My mind drifts
Ever so
Further away.
As my ability
To concentrate
On anything
Fades.
Once
Was able
To do things
With ease.
Now
Am struggling
To complete
Simplest of tasks.
As I move
Through life
Like a zombie.
Intermixing
High anxiety levels
With sleep deprivation
On the busiest day
Of the month.
Month end.
Forced
To face crowds
In the malls
And public transit.
Fighting
In the trenches
With my mental
And physical illnesses
For the bare necessity
Of life.
Knowing
Otherwise
Hunger will exist
For the cats
And I.
As I launch
Multiple small scale
Guerrilla raids.
Whenever
My body lets me
Upon the targeted
Supermarkets
And small stores.
Allowing myself
Several grace days
For objective
Completion.
Thus
Ending
For another month
My tortured ordeal
Of grocery shopping.
Therisa © 2016
Author's note: This month marks the 9th anniversary of my most severe panic attack, which lasted over 26 hours, before I was granted lease, from it.

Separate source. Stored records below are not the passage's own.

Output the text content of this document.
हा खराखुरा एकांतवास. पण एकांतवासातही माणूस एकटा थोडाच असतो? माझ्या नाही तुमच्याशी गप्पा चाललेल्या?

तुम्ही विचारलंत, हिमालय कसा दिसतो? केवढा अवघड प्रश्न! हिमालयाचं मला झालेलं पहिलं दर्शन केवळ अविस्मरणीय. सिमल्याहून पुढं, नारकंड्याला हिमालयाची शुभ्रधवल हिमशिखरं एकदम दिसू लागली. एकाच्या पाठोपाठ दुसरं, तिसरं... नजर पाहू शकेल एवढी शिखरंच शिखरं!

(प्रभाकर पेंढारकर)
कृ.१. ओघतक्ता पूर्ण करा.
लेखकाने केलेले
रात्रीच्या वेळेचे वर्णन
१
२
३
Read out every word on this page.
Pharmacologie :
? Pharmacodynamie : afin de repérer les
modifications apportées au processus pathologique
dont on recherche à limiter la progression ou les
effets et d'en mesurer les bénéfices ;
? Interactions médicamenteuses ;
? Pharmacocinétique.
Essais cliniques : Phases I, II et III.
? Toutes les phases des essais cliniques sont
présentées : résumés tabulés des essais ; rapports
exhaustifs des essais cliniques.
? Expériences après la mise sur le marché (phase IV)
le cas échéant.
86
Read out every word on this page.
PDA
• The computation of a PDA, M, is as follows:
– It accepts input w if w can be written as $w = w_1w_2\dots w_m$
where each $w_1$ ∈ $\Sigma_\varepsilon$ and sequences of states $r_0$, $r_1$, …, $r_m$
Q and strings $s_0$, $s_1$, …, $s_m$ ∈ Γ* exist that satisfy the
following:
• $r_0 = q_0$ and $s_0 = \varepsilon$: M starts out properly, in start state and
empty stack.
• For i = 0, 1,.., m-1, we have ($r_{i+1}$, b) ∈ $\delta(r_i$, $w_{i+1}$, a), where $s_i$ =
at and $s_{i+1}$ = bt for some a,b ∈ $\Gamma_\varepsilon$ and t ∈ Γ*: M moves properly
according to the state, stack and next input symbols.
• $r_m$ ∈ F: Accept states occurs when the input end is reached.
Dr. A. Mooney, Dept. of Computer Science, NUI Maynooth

Since then, any situation that I find myself, surrounded by people, acts as a trigger, for anxiety attacks, and if I find myself, in a prolong exposure situation, the anxiety attack, becomes a full out panic attack. Something, I never want to experience, again, having survived 2 major panic attacks and several episodes of dissociation, during this period of time.